Conrad had some business calls to make. That meant a little time in town, stay- ing at a nice hotel. It was when he returned home that the problem really began. He began to dream about that door. There was something familiar about it, for one thing, something he couldn’t place.
Conrad booked his passage.
He approached Waltham Heights as the light was fading.
“Oh, James, I’m sorry to trouble you …”
“I’m sorry, Sir, the master is away at present.”
“It’s just that I may have left something behind.”
“I checked your room very thoroughly, Sir.”
“Yes, but I may have dropped something in that passage that goes to the yard. Do you mind?”
“Well, Sir, that part of the house is being rewired right now, but I could certainly look for you. Would you like to come indoors? It’s getting chilly, and I could pro- vide you with some tea.”
“Why, thank you James.”
“There now, take a seat, Sir.”
Conrad sank down in the over-padded chair, and wondered how he would get back out of it. The room was swimming before his eyes. It must be overheated in here, he thought.
He was a small boy again, remembering it all. And wasn’t this the very room where he had slept? Anna used to spoil him, giving him sweets. Anna the Nanna, they used to call her. “You mustn’t give them sweets, bad for them.” Who said that? Grumpy Bear, they called him, or Grumpy the gardener. Or was that was Kelvin’s past, not his? He blinked hard, trying to stay awake.
James had gone. James was nowhere to be seen. Now was his chance to sneak up that dark passage, find that secret door. Conrad moved furtively, but full of that glee that breaking barriers, breaking social norms, can bring. He was a small boy again.
And yes! The door was there, just as he had seen it, and stretching up almost to the high ceiling. An old kind of door, wooden panelling, solid, a big brass handle, if he could reach it. If he could stretch up enough. A tall order for a little child. The sense of familiarity was stronger than ever. It was a door from somewhere out of his earliest days, and he just had to reach, reach … get through, get through.
And at last he had it, the handle turned, the door was opening.. He slid forward into the soft, velvety dark, a welcoming, friendly dark such as had accompanied him to sleep as a little child. That forgotten time when the nights were holy and the days stretched out forever.
“Get him on the floor, on his back! Someone get the AED!”
“I’ve summoned the ambulance, Sir. They should be here any minute.”
“My God, it’s Conrad! What the devil was he doing here?”

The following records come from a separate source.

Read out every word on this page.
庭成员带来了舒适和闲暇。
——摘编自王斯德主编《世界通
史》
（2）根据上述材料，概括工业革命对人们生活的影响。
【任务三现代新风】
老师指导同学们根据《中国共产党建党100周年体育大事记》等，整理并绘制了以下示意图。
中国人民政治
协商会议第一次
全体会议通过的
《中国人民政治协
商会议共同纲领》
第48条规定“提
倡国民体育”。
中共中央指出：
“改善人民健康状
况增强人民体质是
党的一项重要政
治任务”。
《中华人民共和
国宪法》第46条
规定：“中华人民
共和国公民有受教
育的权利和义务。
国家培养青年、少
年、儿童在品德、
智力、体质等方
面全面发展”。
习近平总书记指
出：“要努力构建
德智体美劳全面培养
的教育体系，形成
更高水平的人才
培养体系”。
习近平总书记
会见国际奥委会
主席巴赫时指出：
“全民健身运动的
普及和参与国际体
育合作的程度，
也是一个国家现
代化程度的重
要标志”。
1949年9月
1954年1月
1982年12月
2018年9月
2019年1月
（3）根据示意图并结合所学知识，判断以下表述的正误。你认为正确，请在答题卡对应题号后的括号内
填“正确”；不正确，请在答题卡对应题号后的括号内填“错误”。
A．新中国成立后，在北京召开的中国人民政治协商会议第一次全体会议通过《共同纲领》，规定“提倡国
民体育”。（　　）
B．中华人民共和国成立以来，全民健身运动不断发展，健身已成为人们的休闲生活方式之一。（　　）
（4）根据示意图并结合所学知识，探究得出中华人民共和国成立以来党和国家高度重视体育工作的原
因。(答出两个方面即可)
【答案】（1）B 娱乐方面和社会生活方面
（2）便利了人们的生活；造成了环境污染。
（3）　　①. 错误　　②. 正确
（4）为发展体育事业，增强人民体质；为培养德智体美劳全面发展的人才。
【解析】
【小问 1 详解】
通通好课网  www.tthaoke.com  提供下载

“He seemed to think he’d left something behind. I’m pretty sure he didn’t. I
made a thorough check of his room, Sir.”
“Of course, as you always do, Martin.”
“I didn’t expect you home today, or I would have …”
“No, the conference finished early.”
“One curious thing. He kept calling me James.”
“James? Oh yes, that was the name of the valet we once had. Well before your time.” Kelvin frowned.
“He told me he has a brain tumour, Martin. I would have had him stay longer if I could.”
“He looked strange when he appeared, Sir. I went to get him some tea, and
when I came back he was kneeling on the table and reaching up into the air. Very odd.” Martin remained close by the patient, kneeling. He put the defibrillator aside and contemplated him once more.
“At least he’s breathing now. Brain tumour? I fancy it would have been a heart attack, Sir, judging by that pallor.”
“No doubt you are right, Martin. You usually are. Although not quite right this time.”
“Sir?”
“I fancy he did leave something behind: his childhood. He came back here to look for it.”